Test Sets can be created from various sources, such as production data, previous evaluations, or manually curated examples. In addition to evaluation, Test Sets can be used to assess the performance and scalability of your prompt templates across diverse example data points.
Example
The example below is a Test Set as viewed in the RAG Workbench UI. This Test Set was created from production data. It includes input questions, generated outputs, and associated traces. Each row represents an individual Test Case.
Create a Test Set
You can create a Test Set from existing traces, implicitly when running evaluations, and manually using the SDK.
From Existing Traces
Creating a Test Set from existing traces is a simple process when you have set up tracing for your RAG system using the LastMile Tracing SDK. Follow these steps:
- Launch the RAG Workbench UI by running
rag-debug launch
in your terminal. - Go to the 'Traces' tab, select the desired traces for your Test Set, and click 'Create Test Set'.
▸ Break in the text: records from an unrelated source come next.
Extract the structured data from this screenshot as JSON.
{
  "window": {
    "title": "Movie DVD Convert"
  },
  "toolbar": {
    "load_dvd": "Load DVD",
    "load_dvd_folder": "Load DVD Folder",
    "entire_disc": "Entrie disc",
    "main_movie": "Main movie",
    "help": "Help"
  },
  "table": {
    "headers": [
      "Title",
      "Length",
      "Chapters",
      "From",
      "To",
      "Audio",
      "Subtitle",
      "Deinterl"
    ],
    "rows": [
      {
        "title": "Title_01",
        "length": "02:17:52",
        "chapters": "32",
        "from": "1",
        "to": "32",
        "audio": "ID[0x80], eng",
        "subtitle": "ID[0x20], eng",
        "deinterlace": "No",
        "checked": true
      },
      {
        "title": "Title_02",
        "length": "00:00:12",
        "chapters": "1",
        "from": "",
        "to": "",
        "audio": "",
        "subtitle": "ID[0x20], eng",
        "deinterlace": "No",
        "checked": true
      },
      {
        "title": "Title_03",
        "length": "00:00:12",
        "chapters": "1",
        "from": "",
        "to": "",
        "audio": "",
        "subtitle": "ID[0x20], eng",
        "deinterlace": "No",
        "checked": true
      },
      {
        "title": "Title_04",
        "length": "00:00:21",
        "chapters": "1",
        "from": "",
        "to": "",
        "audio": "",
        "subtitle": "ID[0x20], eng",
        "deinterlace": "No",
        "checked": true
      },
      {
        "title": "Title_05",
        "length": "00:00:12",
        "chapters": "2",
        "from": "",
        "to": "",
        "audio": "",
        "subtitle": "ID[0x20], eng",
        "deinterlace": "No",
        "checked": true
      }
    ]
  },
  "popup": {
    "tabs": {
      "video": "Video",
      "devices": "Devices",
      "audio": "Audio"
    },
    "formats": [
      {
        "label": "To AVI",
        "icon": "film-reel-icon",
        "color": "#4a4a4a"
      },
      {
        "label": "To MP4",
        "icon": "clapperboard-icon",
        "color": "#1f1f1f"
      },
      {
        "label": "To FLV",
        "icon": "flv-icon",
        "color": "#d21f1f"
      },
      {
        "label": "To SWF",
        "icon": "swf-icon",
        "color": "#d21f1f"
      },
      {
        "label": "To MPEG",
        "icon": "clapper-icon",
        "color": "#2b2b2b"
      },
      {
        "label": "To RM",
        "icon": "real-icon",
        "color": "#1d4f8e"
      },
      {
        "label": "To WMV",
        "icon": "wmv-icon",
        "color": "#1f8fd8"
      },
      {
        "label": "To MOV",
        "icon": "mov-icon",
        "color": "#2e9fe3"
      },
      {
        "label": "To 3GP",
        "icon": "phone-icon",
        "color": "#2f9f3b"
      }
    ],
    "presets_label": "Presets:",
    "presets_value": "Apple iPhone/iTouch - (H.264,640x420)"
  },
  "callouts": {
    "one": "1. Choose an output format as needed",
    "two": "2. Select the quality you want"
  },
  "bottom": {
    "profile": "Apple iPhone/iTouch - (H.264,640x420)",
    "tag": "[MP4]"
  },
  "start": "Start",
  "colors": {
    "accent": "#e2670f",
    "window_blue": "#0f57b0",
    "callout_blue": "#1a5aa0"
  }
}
- Go to the 'Test Sets' tab and copy the Test Set ID for your newly created Test Set.
- Use the LastMile Eval SDK to download the Test Set and run evaluations:
trace_level_evaluators = {
"rouge1": rouge1
}
# Download Test Set using test_set_id
download_test_set(test_set_id=test_set_id, lastmile_api_token=LASTMILE_API_TOKEN)
# Run Evaluation on Test Set
run_and_store_evaluations(
test_set_id=test_set_id,
project_id=project_id,
trace_level_evaluators=trace_level_evaluators,
dataset_level_evaluators={},
lastmile_api_token=LASTMILE_API_TOKEN,
evaluation_set_name='Evaluation Run 1 - Friday Test Set',
)
The run_and_store_evaluations
function runs your specified evaluators to the Test Set, which consists of input questions and the corresponding generated outputs from your RAG system, as the Test Set is derived from pre-existing Traces.
You can view the evaluation results and the Test Set in the RAG Workbench UI under the "Evaluation Console" and "Test Sets" tabs, respectively.